Дома здесь сплошь одноэтажные, но самые разномастные, так что нет надобности разрисовывать их узорами и яркими цветными пятнами, чтобы малыши не заблуживались и узнавали свой дом. Жители знают не только дома, но и друг друга, поэтому витрины фотоателье напоминают семейные альбомы всюду сплошь знакомые, примелькавшиеся лица. Здесь по утрам, не говоря уже о гусаках, даже петухи кричат громче, чем громкоговорители. Здесь еще не перевелись чудаки, они известны всем и составляют некоторым образом предмет гордости горожан, а среди них, по-видимому, самый известный Аверьян Гаврилович.
Аверьян Гаврилович о себе этого не думал, да и вообще никогда не думал о себе самом. Ему это было попросту неинтересно. Вся его жизнь, все помыслы были поглощены музеем, его экспонатами и тем, что, по его мнению, должно в экспонаты превратиться. Стараясь отыскать, заполучить или просто купить какую-нибудь вещь для музея, он проявлял бездну изворотливости, даже хитрости и лукавства, на какие в быту был совершенно не способен, и в конце концов достигал цели. Однако приобретенное с такими невероятными усилиями далеко не всегда удавалось включить в экспозицию, то есть выставить, и вещь оставалась лежать в запаснике, как торжественно именовал Аверьян Гаврилович битком набитую кладовку. Тут коса находила на камень. Косой неизменно был Аверьян Гаврилович, а камнем районное начальство.
Оно начисто не интересовалось прошлым, требовало, чтобы музей показывал не старье, а выдающиеся достижения настоящего.
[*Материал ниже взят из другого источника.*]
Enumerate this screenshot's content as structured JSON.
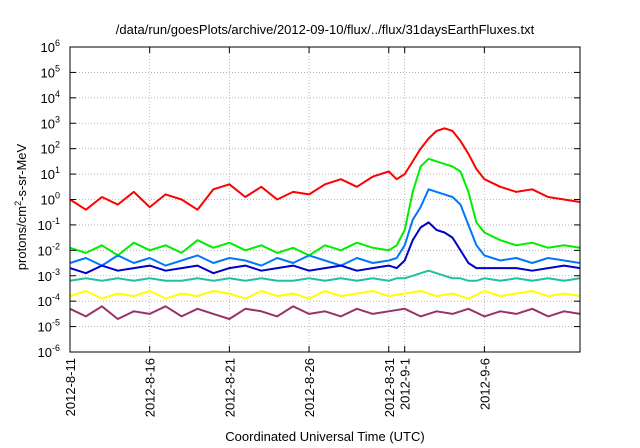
{
  "chart_data": {
    "type": "line",
    "title": "/data/run/goesPlots/archive/2012-09-10/flux/../flux/31daysEarthFluxes.txt",
    "xlabel": "Coordinated Universal Time (UTC)",
    "ylabel": "protons/cm2-s-sr-MeV",
    "yscale": "log",
    "xlim": [
      0,
      32
    ],
    "ylim_exp": [
      -6,
      6
    ],
    "grid": true,
    "x_ticks": [
      {
        "x": 0,
        "label": "2012-8-11"
      },
      {
        "x": 5,
        "label": "2012-8-16"
      },
      {
        "x": 10,
        "label": "2012-8-21"
      },
      {
        "x": 15,
        "label": "2012-8-26"
      },
      {
        "x": 20,
        "label": "2012-8-31"
      },
      {
        "x": 21,
        "label": "2012-9-1"
      },
      {
        "x": 26,
        "label": "2012-9-6"
      }
    ],
    "y_ticks": [
      {
        "exp": -6,
        "label": "10-6"
      },
      {
        "exp": -5,
        "label": "10-5"
      },
      {
        "exp": -4,
        "label": "10-4"
      },
      {
        "exp": -3,
        "label": "10-3"
      },
      {
        "exp": -2,
        "label": "10-2"
      },
      {
        "exp": -1,
        "label": "10-1"
      },
      {
        "exp": 0,
        "label": "100"
      },
      {
        "exp": 1,
        "label": "101"
      },
      {
        "exp": 2,
        "label": "102"
      },
      {
        "exp": 3,
        "label": "103"
      },
      {
        "exp": 4,
        "label": "104"
      },
      {
        "exp": 5,
        "label": "105"
      },
      {
        "exp": 6,
        "label": "106"
      }
    ],
    "series": [
      {
        "color": "#ff0000",
        "x": [
          0,
          1,
          2,
          3,
          4,
          5,
          6,
          7,
          8,
          9,
          10,
          11,
          12,
          13,
          14,
          15,
          16,
          17,
          18,
          19,
          20,
          20.5,
          21,
          21.5,
          22,
          22.5,
          23,
          23.5,
          24,
          24.5,
          25,
          25.5,
          26,
          27,
          28,
          29,
          30,
          31,
          32
        ],
        "log10_y": [
          0.0,
          -0.4,
          0.1,
          -0.2,
          0.3,
          -0.3,
          0.2,
          0.0,
          -0.4,
          0.4,
          0.6,
          0.1,
          0.5,
          0.0,
          0.3,
          0.2,
          0.6,
          0.8,
          0.5,
          0.9,
          1.1,
          0.8,
          1.0,
          1.5,
          2.0,
          2.4,
          2.7,
          2.8,
          2.7,
          2.3,
          1.8,
          1.2,
          0.8,
          0.5,
          0.3,
          0.4,
          0.1,
          0.0,
          -0.1
        ]
      },
      {
        "color": "#00ee00",
        "x": [
          0,
          1,
          2,
          3,
          4,
          5,
          6,
          7,
          8,
          9,
          10,
          11,
          12,
          13,
          14,
          15,
          16,
          17,
          18,
          19,
          20,
          20.5,
          21,
          21.5,
          22,
          22.5,
          23,
          23.5,
          24,
          24.5,
          25,
          25.5,
          26,
          27,
          28,
          29,
          30,
          31,
          32
        ],
        "log10_y": [
          -1.9,
          -2.1,
          -1.8,
          -2.2,
          -1.7,
          -2.0,
          -1.8,
          -2.1,
          -1.6,
          -1.9,
          -1.7,
          -2.0,
          -1.8,
          -2.1,
          -1.9,
          -2.2,
          -1.8,
          -2.0,
          -1.7,
          -1.9,
          -2.0,
          -1.8,
          -1.2,
          0.3,
          1.3,
          1.6,
          1.5,
          1.4,
          1.3,
          1.1,
          0.3,
          -0.9,
          -1.3,
          -1.6,
          -1.8,
          -1.7,
          -1.9,
          -1.8,
          -1.9
        ]
      },
      {
        "color": "#0077ff",
        "x": [
          0,
          1,
          2,
          3,
          4,
          5,
          6,
          7,
          8,
          9,
          10,
          11,
          12,
          13,
          14,
          15,
          16,
          17,
          18,
          19,
          20,
          20.5,
          21,
          21.5,
          22,
          22.5,
          23,
          23.5,
          24,
          24.5,
          25,
          25.5,
          26,
          27,
          28,
          29,
          30,
          31,
          32
        ],
        "log10_y": [
          -2.5,
          -2.3,
          -2.6,
          -2.2,
          -2.5,
          -2.3,
          -2.6,
          -2.4,
          -2.2,
          -2.5,
          -2.3,
          -2.4,
          -2.6,
          -2.3,
          -2.5,
          -2.2,
          -2.4,
          -2.6,
          -2.3,
          -2.5,
          -2.4,
          -2.3,
          -1.8,
          -0.8,
          -0.3,
          0.4,
          0.3,
          0.2,
          0.1,
          -0.2,
          -1.0,
          -1.8,
          -2.2,
          -2.4,
          -2.3,
          -2.5,
          -2.3,
          -2.4,
          -2.5
        ]
      },
      {
        "color": "#0000cc",
        "x": [
          0,
          1,
          2,
          3,
          4,
          5,
          6,
          7,
          8,
          9,
          10,
          11,
          12,
          13,
          14,
          15,
          16,
          17,
          18,
          19,
          20,
          20.5,
          21,
          21.5,
          22,
          22.5,
          23,
          23.5,
          24,
          24.5,
          25,
          25.5,
          26,
          27,
          28,
          29,
          30,
          31,
          32
        ],
        "log10_y": [
          -2.7,
          -2.9,
          -2.6,
          -2.8,
          -2.7,
          -2.6,
          -2.8,
          -2.7,
          -2.6,
          -2.9,
          -2.7,
          -2.6,
          -2.8,
          -2.7,
          -2.6,
          -2.8,
          -2.7,
          -2.6,
          -2.8,
          -2.7,
          -2.6,
          -2.7,
          -2.4,
          -1.6,
          -1.1,
          -0.9,
          -1.2,
          -1.3,
          -1.5,
          -2.0,
          -2.5,
          -2.7,
          -2.7,
          -2.7,
          -2.7,
          -2.8,
          -2.7,
          -2.6,
          -2.7
        ]
      },
      {
        "color": "#20c0a0",
        "x": [
          0,
          1,
          2,
          3,
          4,
          5,
          6,
          7,
          8,
          9,
          10,
          11,
          12,
          13,
          14,
          15,
          16,
          17,
          18,
          19,
          20,
          20.5,
          21,
          21.5,
          22,
          22.5,
          23,
          23.5,
          24,
          24.5,
          25,
          25.5,
          26,
          27,
          28,
          29,
          30,
          31,
          32
        ],
        "log10_y": [
          -3.2,
          -3.1,
          -3.2,
          -3.1,
          -3.2,
          -3.1,
          -3.2,
          -3.2,
          -3.1,
          -3.2,
          -3.1,
          -3.2,
          -3.1,
          -3.2,
          -3.2,
          -3.1,
          -3.2,
          -3.1,
          -3.2,
          -3.1,
          -3.2,
          -3.1,
          -3.1,
          -3.0,
          -2.9,
          -2.8,
          -2.9,
          -3.0,
          -3.1,
          -3.1,
          -3.2,
          -3.2,
          -3.1,
          -3.2,
          -3.1,
          -3.2,
          -3.1,
          -3.2,
          -3.1
        ]
      },
      {
        "color": "#ffff00",
        "x": [
          0,
          1,
          2,
          3,
          4,
          5,
          6,
          7,
          8,
          9,
          10,
          11,
          12,
          13,
          14,
          15,
          16,
          17,
          18,
          19,
          20,
          21,
          22,
          23,
          24,
          25,
          26,
          27,
          28,
          29,
          30,
          31,
          32
        ],
        "log10_y": [
          -3.8,
          -3.6,
          -3.9,
          -3.7,
          -3.8,
          -3.6,
          -3.9,
          -3.7,
          -3.8,
          -3.6,
          -3.7,
          -3.9,
          -3.6,
          -3.8,
          -3.7,
          -3.9,
          -3.6,
          -3.8,
          -3.7,
          -3.6,
          -3.8,
          -3.7,
          -3.6,
          -3.8,
          -3.7,
          -3.9,
          -3.6,
          -3.8,
          -3.7,
          -3.6,
          -3.8,
          -3.7,
          -3.8
        ]
      },
      {
        "color": "#993366",
        "x": [
          0,
          1,
          2,
          3,
          4,
          5,
          6,
          7,
          8,
          9,
          10,
          11,
          12,
          13,
          14,
          15,
          16,
          17,
          18,
          19,
          20,
          21,
          22,
          23,
          24,
          25,
          26,
          27,
          28,
          29,
          30,
          31,
          32
        ],
        "log10_y": [
          -4.3,
          -4.6,
          -4.2,
          -4.7,
          -4.4,
          -4.5,
          -4.2,
          -4.6,
          -4.3,
          -4.5,
          -4.7,
          -4.3,
          -4.4,
          -4.6,
          -4.2,
          -4.5,
          -4.4,
          -4.6,
          -4.3,
          -4.5,
          -4.4,
          -4.3,
          -4.6,
          -4.4,
          -4.5,
          -4.3,
          -4.6,
          -4.4,
          -4.5,
          -4.3,
          -4.6,
          -4.4,
          -4.5
        ]
      }
    ]
  }
}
При каждой смене начальства экспозицию приходилось менять - прошлые достижения, как и полагалось, уходили в прошлое, и нужно было показывать достижения нынешние, успехи, достигнутые под новым руководством.
И как ни огорчался, как ни сокрушался Аверьян Гаврилович, все больше старинных экспонатов оказывалось в кладовке, а их место занимали фотографии, плакаты и лозунги.
Вот почему Аверьян Гаврилович был так смущен и даже пристыжен, когда два молодых человека, приехавшие на светло-серой "Волге", иронически, почти с откровенной насмешкой начали говорить об экспозиции музея.
Конечно, апломб и заносчивость, с которыми они рассуждали, были неприятны, неловко было и оттого, что оба такие холеные, в белоснежных рубашках - нейлоновых, что ли? - а сам Аверьян Гаврилович в застиранной косоворотке, обтерханные рукава которой он тщетно пытался втянуть в рукава своего хлопчатобумажного пиджака.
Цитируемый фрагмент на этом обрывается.